The Biden administration on Friday launched a second offer to end a Trump-era policy of making asylum seekers in Mexico wait for hearings in the U.S. immigration court, while also reaffirming its commitment to reinstate him by court order.

Homeland Security Secretary Alejandro Mayorkas said the “stay in Mexico” policy likely contributed to a drop in illegal border crossings in 2019, but with “substantial and unjustifiable human costs” for asylum seekers who were exposed to violence while waiting in Mexico.

The announcement came more than two months after a federal judge ordered the reinstatement of the policy “in good faith,” while leaving the administration free to try again to justify ending it.

The administration said earlier this month that it plans to reinstate the policy, officially known as “Migrant Protection Protocols,” around mid-November, subject to Mexican government approval. Mexico wants cases to generally end within six months, quick and accurate access to case information, and better access to legal advice for asylum seekers.

Some of the administration’s most prominent pro-immigration allies say the time it took Mayorkas to draft Friday’s notice showed a lack of urgency, which US officials dispute.

Many US-based legal aid groups that have represented asylum seekers waiting in Mexico say they will no longer take such cases, raising questions about how the US can accommodate the claim. Mexico’s insistence on better access to a lawyer. Administration officials say they believe there are enough other lawyers who will represent asylum seekers returned to Mexico.

About 70,000 asylum seekers have been subjected to the policy, which then-President Trump introduced in January 2019 and which his successor, Joe Biden, suspended on the first day of his term in office. Mayorkas ended the policy in June after an internal review, saying it had achieved “mixed effectiveness”.

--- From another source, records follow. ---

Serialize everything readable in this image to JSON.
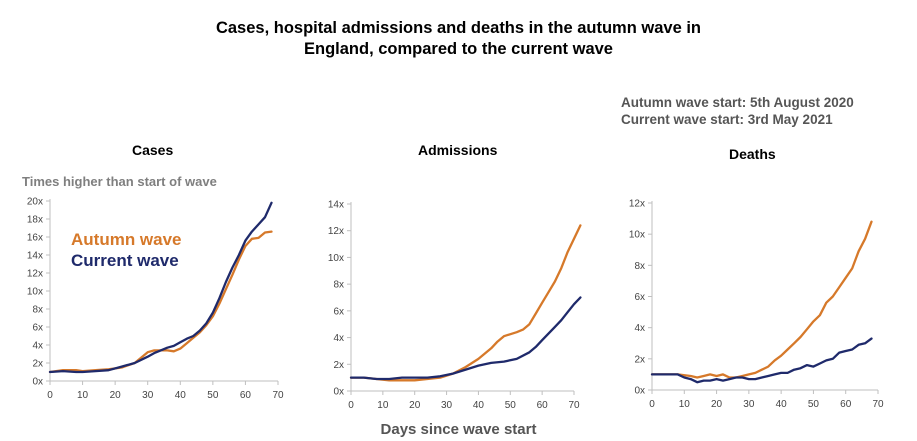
{
  "title_lines": [
    "Cases, hospital admissions and deaths in the autumn wave in",
    "England, compared to the current wave"
  ],
  "info_lines": [
    "Autumn wave start: 5th August 2020",
    "Current wave start: 3rd May 2021"
  ],
  "unit_label": "Times higher than start of wave",
  "legend": {
    "autumn": "Autumn wave",
    "current": "Current wave",
    "autumn_color": "#d6792a",
    "current_color": "#1f2a6b"
  },
  "x_axis_label": "Days since wave start",
  "chart_data": [
    {
      "type": "line",
      "title": "Cases",
      "ylabel": "Times higher than start of wave",
      "xlabel": "Days since wave start",
      "xlim": [
        0,
        70
      ],
      "ylim": [
        0,
        20
      ],
      "x_ticks": [
        0,
        10,
        20,
        30,
        40,
        50,
        60,
        70
      ],
      "y_ticks": [
        0,
        2,
        4,
        6,
        8,
        10,
        12,
        14,
        16,
        18,
        20
      ],
      "y_tick_labels": [
        "0x",
        "2x",
        "4x",
        "6x",
        "8x",
        "10x",
        "12x",
        "14x",
        "16x",
        "18x",
        "20x"
      ],
      "grid": false,
      "series": [
        {
          "name": "Autumn wave",
          "color": "#d6792a",
          "x": [
            0,
            4,
            8,
            10,
            14,
            18,
            22,
            26,
            28,
            30,
            32,
            34,
            36,
            38,
            40,
            42,
            44,
            46,
            48,
            50,
            52,
            54,
            56,
            58,
            60,
            62,
            64,
            66,
            68
          ],
          "y": [
            1.0,
            1.2,
            1.2,
            1.1,
            1.2,
            1.3,
            1.5,
            2.0,
            2.6,
            3.2,
            3.4,
            3.4,
            3.4,
            3.3,
            3.6,
            4.2,
            4.8,
            5.4,
            6.2,
            7.2,
            8.6,
            10.2,
            11.8,
            13.5,
            15.0,
            15.8,
            15.9,
            16.5,
            16.6
          ]
        },
        {
          "name": "Current wave",
          "color": "#1f2a6b",
          "x": [
            0,
            4,
            8,
            10,
            14,
            18,
            22,
            26,
            30,
            32,
            34,
            36,
            38,
            40,
            42,
            44,
            46,
            48,
            50,
            52,
            54,
            56,
            58,
            60,
            62,
            64,
            66,
            68
          ],
          "y": [
            1.0,
            1.1,
            1.0,
            1.0,
            1.1,
            1.2,
            1.6,
            2.0,
            2.7,
            3.1,
            3.4,
            3.7,
            3.9,
            4.3,
            4.7,
            5.0,
            5.6,
            6.4,
            7.6,
            9.2,
            11.0,
            12.6,
            14.0,
            15.6,
            16.6,
            17.4,
            18.2,
            19.8
          ]
        }
      ]
    },
    {
      "type": "line",
      "title": "Admissions",
      "xlabel": "Days since wave start",
      "xlim": [
        0,
        70
      ],
      "ylim": [
        0,
        14
      ],
      "x_ticks": [
        0,
        10,
        20,
        30,
        40,
        50,
        60,
        70
      ],
      "y_ticks": [
        0,
        2,
        4,
        6,
        8,
        10,
        12,
        14
      ],
      "y_tick_labels": [
        "0x",
        "2x",
        "4x",
        "6x",
        "8x",
        "10x",
        "12x",
        "14x"
      ],
      "grid": false,
      "series": [
        {
          "name": "Autumn wave",
          "color": "#d6792a",
          "x": [
            0,
            4,
            8,
            12,
            16,
            20,
            24,
            28,
            32,
            36,
            40,
            44,
            46,
            48,
            52,
            54,
            56,
            58,
            60,
            62,
            64,
            66,
            68,
            70,
            72
          ],
          "y": [
            1.0,
            1.0,
            0.9,
            0.8,
            0.8,
            0.8,
            0.9,
            1.0,
            1.3,
            1.8,
            2.4,
            3.2,
            3.7,
            4.1,
            4.4,
            4.6,
            5.0,
            5.8,
            6.6,
            7.4,
            8.2,
            9.2,
            10.4,
            11.4,
            12.4
          ]
        },
        {
          "name": "Current wave",
          "color": "#1f2a6b",
          "x": [
            0,
            4,
            8,
            12,
            16,
            20,
            24,
            28,
            32,
            36,
            40,
            44,
            48,
            52,
            56,
            58,
            60,
            62,
            64,
            66,
            68,
            70,
            72
          ],
          "y": [
            1.0,
            1.0,
            0.9,
            0.9,
            1.0,
            1.0,
            1.0,
            1.1,
            1.3,
            1.6,
            1.9,
            2.1,
            2.2,
            2.4,
            2.9,
            3.3,
            3.8,
            4.3,
            4.8,
            5.3,
            5.9,
            6.5,
            7.0
          ]
        }
      ]
    },
    {
      "type": "line",
      "title": "Deaths",
      "xlabel": "Days since wave start",
      "xlim": [
        0,
        70
      ],
      "ylim": [
        0,
        12
      ],
      "x_ticks": [
        0,
        10,
        20,
        30,
        40,
        50,
        60,
        70
      ],
      "y_ticks": [
        0,
        2,
        4,
        6,
        8,
        10,
        12
      ],
      "y_tick_labels": [
        "0x",
        "2x",
        "4x",
        "6x",
        "8x",
        "10x",
        "12x"
      ],
      "grid": false,
      "series": [
        {
          "name": "Autumn wave",
          "color": "#d6792a",
          "x": [
            0,
            4,
            8,
            12,
            14,
            16,
            18,
            20,
            22,
            24,
            26,
            28,
            30,
            32,
            34,
            36,
            38,
            40,
            42,
            44,
            46,
            48,
            50,
            52,
            54,
            56,
            58,
            60,
            62,
            64,
            66,
            68
          ],
          "y": [
            1.0,
            1.0,
            1.0,
            0.9,
            0.8,
            0.9,
            1.0,
            0.9,
            1.0,
            0.8,
            0.8,
            0.9,
            1.0,
            1.1,
            1.3,
            1.5,
            1.9,
            2.2,
            2.6,
            3.0,
            3.4,
            3.9,
            4.4,
            4.8,
            5.6,
            6.0,
            6.6,
            7.2,
            7.8,
            8.9,
            9.7,
            10.8
          ]
        },
        {
          "name": "Current wave",
          "color": "#1f2a6b",
          "x": [
            0,
            4,
            8,
            10,
            12,
            14,
            16,
            18,
            20,
            22,
            24,
            26,
            28,
            30,
            32,
            34,
            36,
            38,
            40,
            42,
            44,
            46,
            48,
            50,
            52,
            54,
            56,
            58,
            60,
            62,
            64,
            66,
            68
          ],
          "y": [
            1.0,
            1.0,
            1.0,
            0.8,
            0.7,
            0.5,
            0.6,
            0.6,
            0.7,
            0.6,
            0.7,
            0.8,
            0.8,
            0.7,
            0.7,
            0.8,
            0.9,
            1.0,
            1.1,
            1.1,
            1.3,
            1.4,
            1.6,
            1.5,
            1.7,
            1.9,
            2.0,
            2.4,
            2.5,
            2.6,
            2.9,
            3.0,
            3.3
          ]
        }
      ]
    }
  ]
}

Illegal border crossings fell sharply after Mexico, faced with the threat of higher tariffs from Trump, nodded in 2019 to the policy’s rapid expansion. Asylum seekers suffered major violence while waiting in Mexico and faced many legal obstacles, such as accessing lawyers and information about the cases.

Mayorkas said on Friday that his second review assumed the policy was causing a significant drop in border crossings, calling it the strongest argument to maintain it. Still, he said the benefits do not outweigh the costs in terms of relations with Mexico, resources and risks associated with exposure to violence while waiting in Mexican border towns.

“[There] are inherent program problems that no amount of resources can sufficiently solve, ”he wrote. “Others cannot be addressed without undermining key government priorities and more durable solutions. “

A three-judge panel of the U.S. 5th Circuit Court of Appeals is due to hear arguments Tuesday in a lawsuit filed by the states of Texas and Missouri. The administration is expected to request that the case be referred to Trump-appointed U.S. District Judge Matthew Kacsmaryk in Amarillo, Texas, who in August ordered the reinstatement of policy.

The administration is rebuilding tents in the Texas border towns of Laredo and Brownsville to handle “Stay in Mexico” business.